Local News

Changes made to PCR eligibility 

Changes made to PCR eligibility pic 1

PCR testing is now available only to high-risk Albertans 

The province is changing COVID PCR test eligibility due to high demand.

Daily PCR testing volumes are beginning to exceed system capacity. Wait times for booking a PCR test are now approaching four days and turnaround time for providing results to patients is approaching 48 hours, a government media release said.

PCR testing is now focused on those who are at high risk of having a severe outcome, or those who live and work in high-risk settings.

“Like other provinces, Alberta’s testing resources have increasingly become stretched, and with the rising number of COVID cases due to Omicron, we now need to focus this testing capacity strategically to those most at risk of serious illness from COVID,” minister of health Jason Copping said.

Effective immediately, PCR tests are available to individuals in continuing care settings or healthcare workers who need confirmation of a positive rapid test on screening, have COVID symptoms, or are part of an outbreak investigation. 

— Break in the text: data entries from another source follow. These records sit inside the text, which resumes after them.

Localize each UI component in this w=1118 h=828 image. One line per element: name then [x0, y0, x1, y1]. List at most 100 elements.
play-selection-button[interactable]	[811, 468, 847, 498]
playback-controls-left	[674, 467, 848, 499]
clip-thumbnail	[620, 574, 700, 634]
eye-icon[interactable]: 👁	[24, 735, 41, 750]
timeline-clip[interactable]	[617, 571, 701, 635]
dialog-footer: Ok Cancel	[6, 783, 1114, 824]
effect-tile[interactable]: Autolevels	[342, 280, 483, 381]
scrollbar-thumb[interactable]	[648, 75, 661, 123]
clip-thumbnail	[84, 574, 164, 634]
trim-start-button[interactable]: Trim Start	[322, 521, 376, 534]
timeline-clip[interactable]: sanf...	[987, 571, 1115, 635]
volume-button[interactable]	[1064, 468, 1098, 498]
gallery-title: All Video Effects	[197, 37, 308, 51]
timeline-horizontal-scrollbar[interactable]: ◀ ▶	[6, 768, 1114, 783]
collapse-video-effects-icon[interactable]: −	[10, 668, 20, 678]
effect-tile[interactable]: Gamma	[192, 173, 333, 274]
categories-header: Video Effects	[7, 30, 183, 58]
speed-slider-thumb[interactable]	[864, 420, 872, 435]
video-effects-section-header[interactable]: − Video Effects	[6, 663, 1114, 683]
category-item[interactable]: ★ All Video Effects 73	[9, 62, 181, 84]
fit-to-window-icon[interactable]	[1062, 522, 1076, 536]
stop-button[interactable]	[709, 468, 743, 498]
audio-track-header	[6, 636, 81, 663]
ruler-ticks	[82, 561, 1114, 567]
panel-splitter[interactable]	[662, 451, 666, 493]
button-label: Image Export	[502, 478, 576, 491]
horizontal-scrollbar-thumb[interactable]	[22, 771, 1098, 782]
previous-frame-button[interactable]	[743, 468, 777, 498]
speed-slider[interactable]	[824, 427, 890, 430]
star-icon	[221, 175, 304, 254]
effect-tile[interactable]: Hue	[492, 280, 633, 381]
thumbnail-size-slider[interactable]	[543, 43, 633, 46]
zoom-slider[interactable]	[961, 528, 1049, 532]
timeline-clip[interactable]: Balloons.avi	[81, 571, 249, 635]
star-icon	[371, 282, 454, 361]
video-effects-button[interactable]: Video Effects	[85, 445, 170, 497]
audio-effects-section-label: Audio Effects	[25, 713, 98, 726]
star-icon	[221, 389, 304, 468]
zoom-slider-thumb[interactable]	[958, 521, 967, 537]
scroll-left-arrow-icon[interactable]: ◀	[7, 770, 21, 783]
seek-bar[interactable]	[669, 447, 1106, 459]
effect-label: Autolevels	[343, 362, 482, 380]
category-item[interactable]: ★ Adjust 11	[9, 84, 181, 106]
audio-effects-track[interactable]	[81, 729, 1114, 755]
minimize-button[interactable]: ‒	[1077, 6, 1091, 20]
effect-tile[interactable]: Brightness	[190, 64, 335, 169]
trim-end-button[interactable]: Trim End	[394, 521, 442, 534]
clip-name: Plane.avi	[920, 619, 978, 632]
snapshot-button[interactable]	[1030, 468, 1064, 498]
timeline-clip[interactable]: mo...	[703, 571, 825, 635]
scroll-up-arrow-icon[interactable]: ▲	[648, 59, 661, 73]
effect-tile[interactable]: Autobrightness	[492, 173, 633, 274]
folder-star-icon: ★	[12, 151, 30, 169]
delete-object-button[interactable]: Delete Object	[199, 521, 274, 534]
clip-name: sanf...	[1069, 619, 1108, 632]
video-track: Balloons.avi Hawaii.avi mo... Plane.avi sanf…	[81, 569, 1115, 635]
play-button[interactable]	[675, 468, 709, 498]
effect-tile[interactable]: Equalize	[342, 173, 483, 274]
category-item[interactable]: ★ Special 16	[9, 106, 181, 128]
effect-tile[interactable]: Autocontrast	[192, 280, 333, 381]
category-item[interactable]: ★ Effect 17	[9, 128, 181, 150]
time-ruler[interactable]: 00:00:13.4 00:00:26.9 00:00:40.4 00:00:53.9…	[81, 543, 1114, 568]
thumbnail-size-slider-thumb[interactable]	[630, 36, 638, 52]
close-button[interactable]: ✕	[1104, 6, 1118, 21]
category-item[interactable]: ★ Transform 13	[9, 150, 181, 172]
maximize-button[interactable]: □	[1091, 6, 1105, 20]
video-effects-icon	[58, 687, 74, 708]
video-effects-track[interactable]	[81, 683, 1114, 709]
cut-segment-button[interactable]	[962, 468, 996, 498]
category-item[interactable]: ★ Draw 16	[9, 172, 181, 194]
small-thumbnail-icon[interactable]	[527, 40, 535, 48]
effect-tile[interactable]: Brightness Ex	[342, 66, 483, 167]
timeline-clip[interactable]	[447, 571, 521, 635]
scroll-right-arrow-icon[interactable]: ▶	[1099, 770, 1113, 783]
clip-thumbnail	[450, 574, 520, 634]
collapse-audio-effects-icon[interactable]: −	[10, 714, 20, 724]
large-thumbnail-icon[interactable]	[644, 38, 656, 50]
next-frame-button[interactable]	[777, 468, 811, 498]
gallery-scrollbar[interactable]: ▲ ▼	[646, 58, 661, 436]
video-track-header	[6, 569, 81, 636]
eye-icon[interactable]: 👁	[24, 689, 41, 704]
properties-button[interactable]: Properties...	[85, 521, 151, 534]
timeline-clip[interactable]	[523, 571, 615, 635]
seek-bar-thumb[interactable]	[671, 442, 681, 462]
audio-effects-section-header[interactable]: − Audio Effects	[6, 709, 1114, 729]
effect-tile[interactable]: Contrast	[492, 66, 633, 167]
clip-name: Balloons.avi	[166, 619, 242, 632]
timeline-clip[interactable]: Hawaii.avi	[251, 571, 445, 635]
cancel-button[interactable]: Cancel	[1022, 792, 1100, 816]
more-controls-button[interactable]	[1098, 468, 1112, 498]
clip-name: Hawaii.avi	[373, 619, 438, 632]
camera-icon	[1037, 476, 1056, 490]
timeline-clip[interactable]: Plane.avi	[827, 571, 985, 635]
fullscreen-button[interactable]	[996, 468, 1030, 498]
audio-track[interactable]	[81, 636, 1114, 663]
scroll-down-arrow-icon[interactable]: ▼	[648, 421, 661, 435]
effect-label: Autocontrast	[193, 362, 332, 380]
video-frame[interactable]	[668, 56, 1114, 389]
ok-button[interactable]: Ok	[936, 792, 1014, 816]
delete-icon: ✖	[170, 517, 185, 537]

Symptomatic household members of a person who works in continuing care or acute care, emergency department or hospital patients are also eligible to be tested if they develop COVID symptoms in hospital along with patients who are admitted for COVID symptoms, or patients in the emergency department with a respiratory illness where a test will change treatment plans.

Those who are not immunized and are over 55 years of age, 18 years of age with a pre-existing health condition, children aged 12 to 17, with a referral by a pediatric I.D. specialist, anyone who is pregnant, and immunosuppressed are also eligible to be tested. 

Along with asymptomatic continuing care residents returning from other healthcare settings and returning international travellers who become symptomatic within 14 days after their arrival, the media release said.

“While we have been used to managing COVID through widespread PCR testing, that approach is not possible with the Omicron variant. At this time, most people who have mild symptoms don’t need a PCR test. For those without risk factors such as immunosuppression, they should self-isolate and manage their symptoms at home, using a rapid test if they have one,” the chief medical officer of health Dr. Deena Hinshaw said.

The online COVID-19 assessment tool has been updated to help Albertans determine if they need a PCR test, what type of care they need, and how to treat symptoms at home with proper support. 

The province is reminding anyone with mild illness not to visit emergency departments seeking a test. 

If unsure whether they need to talk to a doctor about their illness, they can also use the Alberta Medical Association tool to determine what they should do. 

Employers and organizations are reminded to support employees who are sick, by not requiring individuals with mild symptoms to have a PCR test to be eligible for sick time off work, the release said.